Das ist schon starkes Game Design, nur eben in der Ausführung leider nicht zu Ende gedacht. Denn dadurch wird die Einstiegshürde zu hoch und dabei verliert man viele Spieler, die der doch winzigen Community gut getan hätten. Nein, die es dringend gebraucht hätte! Denn was ist ein PvP/Coop-Spiel ohne einen ausreichend großen Spieler-Pool? Dabei machen die Charaktere in sich wirklich Spaß, wenn man sie einmal verstanden hat. Aber die Lernkurve ist bei Battleborn mindestens so merkwürdig und unangenehm, wie bei den meisten MOBAs.
Das ist leider die Kehrseite von einer solchen Vielfältigkeit und Einzigartigkeit in den Charakteren.

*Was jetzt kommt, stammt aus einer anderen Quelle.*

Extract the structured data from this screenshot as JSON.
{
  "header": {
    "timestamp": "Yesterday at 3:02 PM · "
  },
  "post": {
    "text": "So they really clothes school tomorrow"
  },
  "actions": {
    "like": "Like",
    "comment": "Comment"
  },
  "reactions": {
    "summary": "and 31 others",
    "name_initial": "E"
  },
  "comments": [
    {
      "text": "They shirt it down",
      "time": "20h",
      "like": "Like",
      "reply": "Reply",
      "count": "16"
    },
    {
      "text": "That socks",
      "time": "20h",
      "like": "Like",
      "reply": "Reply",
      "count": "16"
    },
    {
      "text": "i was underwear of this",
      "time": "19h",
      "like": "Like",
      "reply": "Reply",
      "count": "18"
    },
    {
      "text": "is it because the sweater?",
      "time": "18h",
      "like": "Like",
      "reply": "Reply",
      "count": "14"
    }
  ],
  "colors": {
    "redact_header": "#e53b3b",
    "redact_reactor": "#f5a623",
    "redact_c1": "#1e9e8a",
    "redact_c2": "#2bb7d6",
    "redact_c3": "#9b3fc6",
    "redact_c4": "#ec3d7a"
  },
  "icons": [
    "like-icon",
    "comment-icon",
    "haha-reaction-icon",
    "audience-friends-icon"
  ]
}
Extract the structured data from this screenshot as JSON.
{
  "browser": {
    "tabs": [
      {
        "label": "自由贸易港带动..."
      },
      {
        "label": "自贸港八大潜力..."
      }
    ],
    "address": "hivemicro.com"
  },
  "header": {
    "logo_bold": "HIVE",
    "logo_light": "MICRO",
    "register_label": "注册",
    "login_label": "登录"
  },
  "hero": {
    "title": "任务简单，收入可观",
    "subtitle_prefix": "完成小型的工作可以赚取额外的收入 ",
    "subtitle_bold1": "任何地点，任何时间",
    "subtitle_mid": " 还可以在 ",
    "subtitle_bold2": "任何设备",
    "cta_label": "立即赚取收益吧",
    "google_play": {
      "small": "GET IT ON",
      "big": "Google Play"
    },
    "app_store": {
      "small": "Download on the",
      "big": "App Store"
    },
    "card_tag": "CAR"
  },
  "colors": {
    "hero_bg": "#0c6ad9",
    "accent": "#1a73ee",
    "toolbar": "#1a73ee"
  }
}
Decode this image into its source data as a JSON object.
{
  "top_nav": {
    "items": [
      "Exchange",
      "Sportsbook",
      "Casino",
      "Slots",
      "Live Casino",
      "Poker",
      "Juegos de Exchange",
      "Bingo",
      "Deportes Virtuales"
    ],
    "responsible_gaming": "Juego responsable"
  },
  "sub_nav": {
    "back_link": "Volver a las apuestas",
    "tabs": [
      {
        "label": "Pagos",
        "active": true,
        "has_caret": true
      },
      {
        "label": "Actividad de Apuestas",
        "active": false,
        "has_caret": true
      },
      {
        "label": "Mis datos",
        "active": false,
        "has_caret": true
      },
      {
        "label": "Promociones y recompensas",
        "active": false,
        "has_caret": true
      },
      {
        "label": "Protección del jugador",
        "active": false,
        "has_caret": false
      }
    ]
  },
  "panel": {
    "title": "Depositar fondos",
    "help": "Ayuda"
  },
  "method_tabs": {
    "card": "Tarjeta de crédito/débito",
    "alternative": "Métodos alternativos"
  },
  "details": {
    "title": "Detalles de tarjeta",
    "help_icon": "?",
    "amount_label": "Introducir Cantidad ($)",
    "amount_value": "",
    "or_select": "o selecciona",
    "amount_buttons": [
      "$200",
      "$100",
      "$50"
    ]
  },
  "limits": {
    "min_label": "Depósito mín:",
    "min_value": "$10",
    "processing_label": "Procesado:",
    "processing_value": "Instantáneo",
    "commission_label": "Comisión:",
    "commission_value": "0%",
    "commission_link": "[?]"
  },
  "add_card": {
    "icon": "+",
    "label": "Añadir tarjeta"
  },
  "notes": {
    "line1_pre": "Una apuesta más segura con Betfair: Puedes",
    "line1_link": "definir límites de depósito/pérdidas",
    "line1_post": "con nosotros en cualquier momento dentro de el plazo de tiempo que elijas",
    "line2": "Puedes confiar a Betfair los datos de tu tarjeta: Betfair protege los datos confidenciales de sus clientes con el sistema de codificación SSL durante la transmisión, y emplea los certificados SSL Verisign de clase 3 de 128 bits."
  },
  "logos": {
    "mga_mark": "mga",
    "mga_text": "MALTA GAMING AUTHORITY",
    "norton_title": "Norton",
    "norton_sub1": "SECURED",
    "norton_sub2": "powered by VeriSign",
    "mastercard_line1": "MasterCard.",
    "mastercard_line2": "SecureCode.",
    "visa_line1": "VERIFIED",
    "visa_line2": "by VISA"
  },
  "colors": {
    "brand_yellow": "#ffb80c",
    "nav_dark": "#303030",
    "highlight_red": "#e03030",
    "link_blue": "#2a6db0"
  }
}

Dass muss man lieben und da muss man sich durchbeißen wollen. Doch diesen Biss hat heutzutage scheinbar kaum ein Spieler mehr. Man will einfach nur den schnellen Erfolg, den schnellen Kick, den schnellen Schuss. Sich noch einmal ernsthaft mit Mechaniken auseinandersetzen? Bitte nicht.
„They will fight together or they will die alone“
Da ist Battleborn dann leider doch zu anspruchsvoll für den durchschnittlichen Spieler gewesen und dieser wechselte zum Fast-Food-Konkurrenten Overwatch. Bitte nicht falsch verstehen. Ich spiele auch Overwatch und spiele es gerne. Mir ist außerdem mehr als bewusst, dass es zwei vollkommen unterschiedliche Spiele sind. Trotzdem kommt man um den Vergleich nicht herum, schon allein weil Overwatch in meinen Augen neben dem Unsinn im Battleborn-Marketing hochgradig mitverantwortlich für die schlechten Zahlen von Battleborn waren.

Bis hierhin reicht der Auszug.